Es änderte sich alles in letzter Zeit. Als ob der ruhige Mahlstrom der vergehenden Tage erwacht war und die Schlagkraft seiner Schicksalswürfe erhöhte, wie um etwas aufzuholen, was nicht aufzuholen war: die Vergangenheit.
Während um sie herum Sommer war, die Augusttage des Finistère in gleißendes Licht getaucht, die Zahl der Touristen von Tag zu Tag anschwellend, richteten sich ihre Leben auf einen neuen Kurs aus.
Wenn Marianne nicht in der Auberge oder bei den Goichons arbeitete, stand sie vor Sonnenaufgang auf, um am Meer Akkordeon zu spielen und der Stimme des Meeres zu lauschen, die ihr Geheimnisse verriet; Geheimnisse, die älter waren als die stehenden Steine.
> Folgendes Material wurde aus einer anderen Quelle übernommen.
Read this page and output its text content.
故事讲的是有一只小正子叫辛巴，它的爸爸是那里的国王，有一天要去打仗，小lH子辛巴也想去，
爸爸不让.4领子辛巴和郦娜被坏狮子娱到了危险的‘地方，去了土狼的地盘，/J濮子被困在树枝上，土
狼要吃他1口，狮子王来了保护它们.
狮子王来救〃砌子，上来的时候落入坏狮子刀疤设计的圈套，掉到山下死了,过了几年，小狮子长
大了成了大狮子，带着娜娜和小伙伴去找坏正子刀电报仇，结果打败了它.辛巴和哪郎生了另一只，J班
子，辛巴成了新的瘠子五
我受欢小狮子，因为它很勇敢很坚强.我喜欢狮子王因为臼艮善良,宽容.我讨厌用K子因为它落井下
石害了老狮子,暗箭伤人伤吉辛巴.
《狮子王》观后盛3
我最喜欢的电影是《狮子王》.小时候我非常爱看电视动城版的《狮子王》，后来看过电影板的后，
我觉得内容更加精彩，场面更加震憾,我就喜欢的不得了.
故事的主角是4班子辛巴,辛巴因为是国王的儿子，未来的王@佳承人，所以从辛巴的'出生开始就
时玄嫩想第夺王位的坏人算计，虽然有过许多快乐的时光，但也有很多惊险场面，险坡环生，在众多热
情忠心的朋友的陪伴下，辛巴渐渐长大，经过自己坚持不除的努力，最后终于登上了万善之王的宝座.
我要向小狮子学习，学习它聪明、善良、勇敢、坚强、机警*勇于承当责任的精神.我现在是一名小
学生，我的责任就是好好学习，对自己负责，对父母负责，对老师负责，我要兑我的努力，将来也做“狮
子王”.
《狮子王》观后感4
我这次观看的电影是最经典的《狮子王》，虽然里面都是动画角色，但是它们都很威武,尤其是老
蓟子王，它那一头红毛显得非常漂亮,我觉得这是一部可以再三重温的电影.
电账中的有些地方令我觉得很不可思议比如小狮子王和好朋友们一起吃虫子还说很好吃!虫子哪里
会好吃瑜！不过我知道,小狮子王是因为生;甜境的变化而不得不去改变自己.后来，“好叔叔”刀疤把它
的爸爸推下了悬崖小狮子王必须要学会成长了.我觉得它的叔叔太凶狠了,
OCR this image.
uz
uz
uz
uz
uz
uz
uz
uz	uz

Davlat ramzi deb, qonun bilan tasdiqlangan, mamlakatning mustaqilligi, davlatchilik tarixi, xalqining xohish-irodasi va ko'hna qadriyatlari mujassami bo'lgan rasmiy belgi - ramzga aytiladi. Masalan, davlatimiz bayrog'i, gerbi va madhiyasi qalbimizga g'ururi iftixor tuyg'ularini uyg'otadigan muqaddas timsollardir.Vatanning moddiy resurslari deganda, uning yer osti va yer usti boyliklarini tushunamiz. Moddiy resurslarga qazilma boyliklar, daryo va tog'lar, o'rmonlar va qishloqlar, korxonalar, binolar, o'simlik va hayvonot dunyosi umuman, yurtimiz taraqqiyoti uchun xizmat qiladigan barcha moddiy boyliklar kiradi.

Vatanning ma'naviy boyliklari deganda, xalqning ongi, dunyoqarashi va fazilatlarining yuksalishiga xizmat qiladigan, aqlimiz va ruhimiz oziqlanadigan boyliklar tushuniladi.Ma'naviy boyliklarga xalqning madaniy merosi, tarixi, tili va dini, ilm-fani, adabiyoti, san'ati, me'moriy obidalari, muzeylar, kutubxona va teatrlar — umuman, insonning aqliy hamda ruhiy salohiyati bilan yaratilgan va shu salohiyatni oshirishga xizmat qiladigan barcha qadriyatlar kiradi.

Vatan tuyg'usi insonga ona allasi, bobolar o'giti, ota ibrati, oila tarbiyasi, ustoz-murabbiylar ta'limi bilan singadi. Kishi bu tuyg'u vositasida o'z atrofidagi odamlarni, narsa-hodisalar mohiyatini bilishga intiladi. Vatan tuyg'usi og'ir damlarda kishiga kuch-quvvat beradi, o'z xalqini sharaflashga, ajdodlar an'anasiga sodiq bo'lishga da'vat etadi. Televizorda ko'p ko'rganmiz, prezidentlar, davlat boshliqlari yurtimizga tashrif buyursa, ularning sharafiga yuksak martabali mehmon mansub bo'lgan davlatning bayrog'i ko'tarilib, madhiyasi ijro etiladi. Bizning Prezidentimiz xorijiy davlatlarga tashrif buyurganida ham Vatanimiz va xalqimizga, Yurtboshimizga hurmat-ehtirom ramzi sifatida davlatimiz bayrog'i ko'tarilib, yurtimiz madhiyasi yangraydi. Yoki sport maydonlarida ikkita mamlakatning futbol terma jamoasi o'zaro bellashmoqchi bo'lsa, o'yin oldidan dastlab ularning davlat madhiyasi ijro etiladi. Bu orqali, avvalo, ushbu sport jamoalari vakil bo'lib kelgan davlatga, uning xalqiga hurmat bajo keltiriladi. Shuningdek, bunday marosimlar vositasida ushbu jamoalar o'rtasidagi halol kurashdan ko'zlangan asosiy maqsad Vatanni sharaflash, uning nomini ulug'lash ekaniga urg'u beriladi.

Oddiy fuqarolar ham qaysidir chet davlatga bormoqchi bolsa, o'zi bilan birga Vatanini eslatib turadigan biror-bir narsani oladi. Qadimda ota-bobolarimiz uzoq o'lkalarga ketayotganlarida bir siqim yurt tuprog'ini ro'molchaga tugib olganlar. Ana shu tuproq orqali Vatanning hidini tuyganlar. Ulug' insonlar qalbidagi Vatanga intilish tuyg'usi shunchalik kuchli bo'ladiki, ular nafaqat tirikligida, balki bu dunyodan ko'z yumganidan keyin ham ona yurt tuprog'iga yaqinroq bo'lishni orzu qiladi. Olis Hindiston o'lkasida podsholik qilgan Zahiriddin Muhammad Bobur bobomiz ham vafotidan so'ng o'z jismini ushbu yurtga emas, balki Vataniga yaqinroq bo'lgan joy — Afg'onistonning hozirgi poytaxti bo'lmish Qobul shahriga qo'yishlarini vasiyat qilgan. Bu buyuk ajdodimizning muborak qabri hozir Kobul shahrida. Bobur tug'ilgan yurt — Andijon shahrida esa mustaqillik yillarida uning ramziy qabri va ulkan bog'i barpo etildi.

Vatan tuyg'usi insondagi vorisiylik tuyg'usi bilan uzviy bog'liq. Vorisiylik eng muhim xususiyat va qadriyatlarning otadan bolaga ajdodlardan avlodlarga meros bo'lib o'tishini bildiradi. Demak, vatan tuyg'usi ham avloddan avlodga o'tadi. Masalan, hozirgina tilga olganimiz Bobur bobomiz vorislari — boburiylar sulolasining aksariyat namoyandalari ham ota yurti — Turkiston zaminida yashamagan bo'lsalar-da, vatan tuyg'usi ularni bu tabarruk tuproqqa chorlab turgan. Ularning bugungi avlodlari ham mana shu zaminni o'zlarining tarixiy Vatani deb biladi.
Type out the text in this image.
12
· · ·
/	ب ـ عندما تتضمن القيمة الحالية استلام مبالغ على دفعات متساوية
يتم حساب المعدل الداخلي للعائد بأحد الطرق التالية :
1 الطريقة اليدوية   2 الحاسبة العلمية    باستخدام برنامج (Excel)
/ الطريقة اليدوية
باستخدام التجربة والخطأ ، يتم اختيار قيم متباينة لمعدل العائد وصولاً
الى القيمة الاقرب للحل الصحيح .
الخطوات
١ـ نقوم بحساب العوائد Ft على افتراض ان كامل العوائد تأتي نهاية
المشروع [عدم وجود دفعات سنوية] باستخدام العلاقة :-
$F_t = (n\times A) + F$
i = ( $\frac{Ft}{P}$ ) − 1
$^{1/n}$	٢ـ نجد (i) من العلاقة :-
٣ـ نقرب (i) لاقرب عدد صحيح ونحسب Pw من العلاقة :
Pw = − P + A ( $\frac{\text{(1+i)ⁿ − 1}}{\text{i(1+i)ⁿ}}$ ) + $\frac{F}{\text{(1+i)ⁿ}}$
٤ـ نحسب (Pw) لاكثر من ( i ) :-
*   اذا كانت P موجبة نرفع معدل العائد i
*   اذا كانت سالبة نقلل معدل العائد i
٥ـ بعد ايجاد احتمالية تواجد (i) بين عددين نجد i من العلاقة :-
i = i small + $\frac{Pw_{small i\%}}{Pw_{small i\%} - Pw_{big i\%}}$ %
An ihren freien Tagen und Abenden traf sie Yann, und sie besuchte sooft es ging Sidonie und Colette. In Mariannes Umarmungen fand die Steinmetzin Frieden.
Marianne erzählte ihr, was das Meer und seine Herrscherin Nimue ihr in ihren heimlichen Zwiegesprächen zugeflüstert hätten: dass Tod und Leben wie Wasser seien, nichts verlorengehe. Ihre Seele würde durch die andere Welt fließen und an einem anderen Ort zu einer anderen Zeit wieder ein Gefäß finden. Ein Umschöpfen der Seelen.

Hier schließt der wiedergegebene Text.